Bureau of Cardio-Respiratory Diseases and Diabetes, Laboratory Centre for Disease Control, Health Canada, Ottawa, Ontario, K1A 0K9, Canada.

Published: April 1999

This paper describes the importance of epidemiologic surveillance as a systematic, ongoing and population-based system for early warning and program development in the 21st century. Such a system routinely collects data on three classes of indicators (health outcomes, risk factors and intervention strategies) to set up both an early warning system (to identify associations and make predictions on health outcomes) and a program development system (to assess the need for intervention strategies, to plan and implement such strategies and to assess their effectiveness).
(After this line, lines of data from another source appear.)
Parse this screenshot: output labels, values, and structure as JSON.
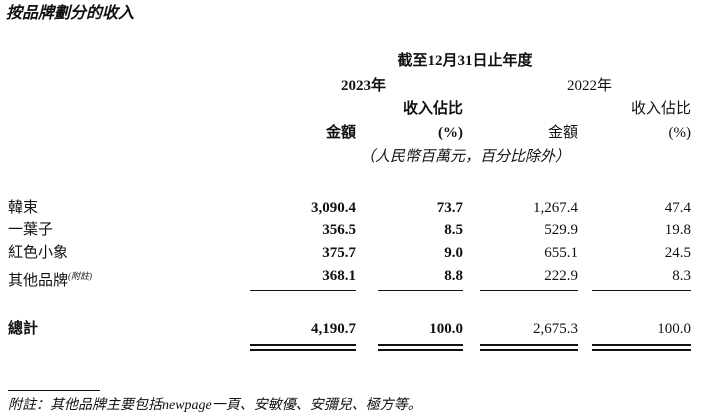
{
  "title": "按品牌劃分的收入",
  "header": {
    "period": "截至12月31日止年度",
    "years": [
      "2023年",
      "2022年"
    ],
    "columns": [
      {
        "lines": [
          "金額"
        ]
      },
      {
        "lines": [
          "收入佔比",
          "(%)"
        ]
      },
      {
        "lines": [
          "金額"
        ]
      },
      {
        "lines": [
          "收入佔比",
          "(%)"
        ]
      }
    ],
    "unit": "（人民幣百萬元，百分比除外）"
  },
  "table": {
    "rows": [
      {
        "name": "韓束",
        "cells": [
          "3,090.4",
          "73.7",
          "1,267.4",
          "47.4"
        ]
      },
      {
        "name": "一葉子",
        "cells": [
          "356.5",
          "8.5",
          "529.9",
          "19.8"
        ]
      },
      {
        "name": "紅色小象",
        "cells": [
          "375.7",
          "9.0",
          "655.1",
          "24.5"
        ]
      },
      {
        "name": "其他品牌",
        "note": "(附註)",
        "cells": [
          "368.1",
          "8.8",
          "222.9",
          "8.3"
        ]
      }
    ],
    "total": {
      "name": "總計",
      "cells": [
        "4,190.7",
        "100.0",
        "2,675.3",
        "100.0"
      ]
    }
  },
  "footnote": "附註：其他品牌主要包括newpage一頁、安敏優、安彌兒、極方等。"
}
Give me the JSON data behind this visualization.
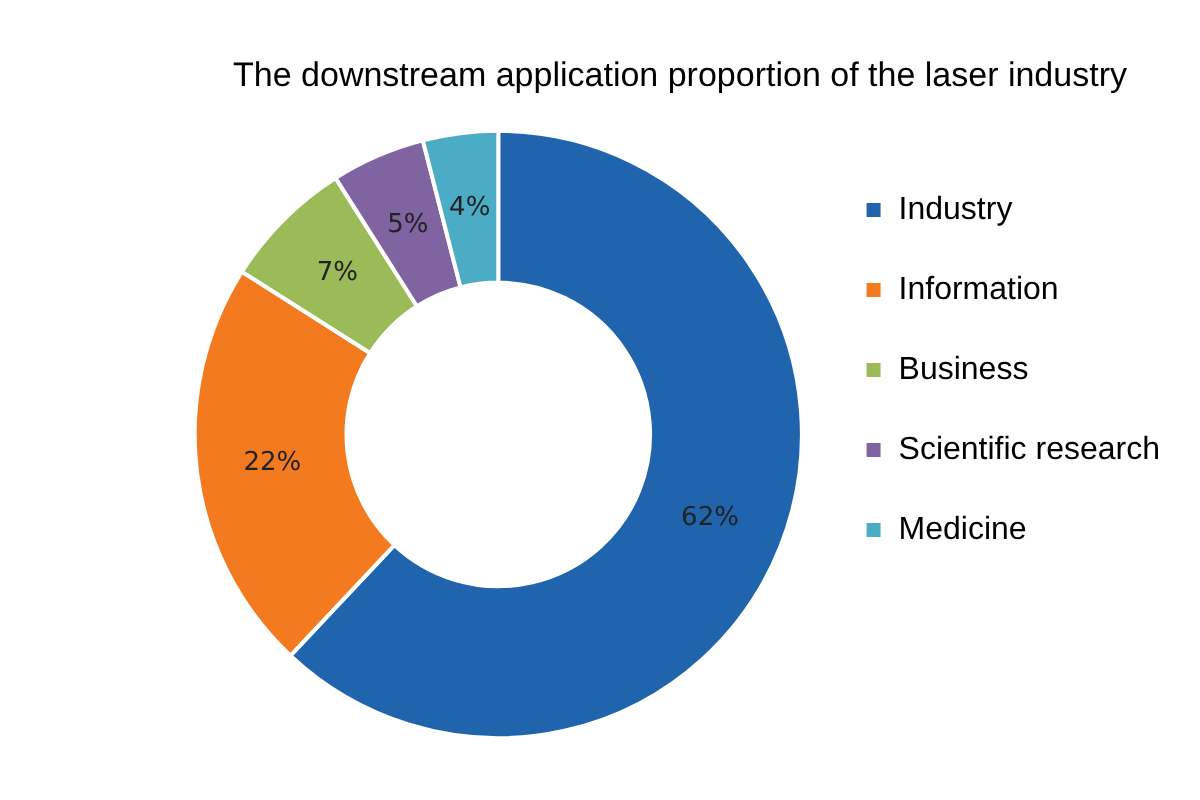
{
  "chart_data": {
    "type": "donut",
    "title": "The downstream application proportion of the laser industry",
    "categories": [
      "Industry",
      "Information",
      "Business",
      "Scientific research",
      "Medicine"
    ],
    "values": [
      62,
      22,
      7,
      5,
      4
    ],
    "value_labels": [
      "62%",
      "22%",
      "7%",
      "5%",
      "4%"
    ],
    "colors": [
      "#1f64ad",
      "#f47a20",
      "#9bbb59",
      "#8064a2",
      "#4bacc6"
    ],
    "legend": "right"
  }
}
A comprehensive surveillance system must be systematic (evidence-based selection of indicators, not hypothesis-driven), ongoing (continuous data collection, including repeated surveys) and population-based (whole population, or representative samples of the population). Such a system need not be developed from scratch, but can be based on linkage of existing databases and collection of additional information for identified data gaps. The initial steps for selecting indicators and creating a prototype framework for a comprehensive surveillance system are proposed to stimulate further discussion. It is suggested that surveillance systems should be more widely used in public health.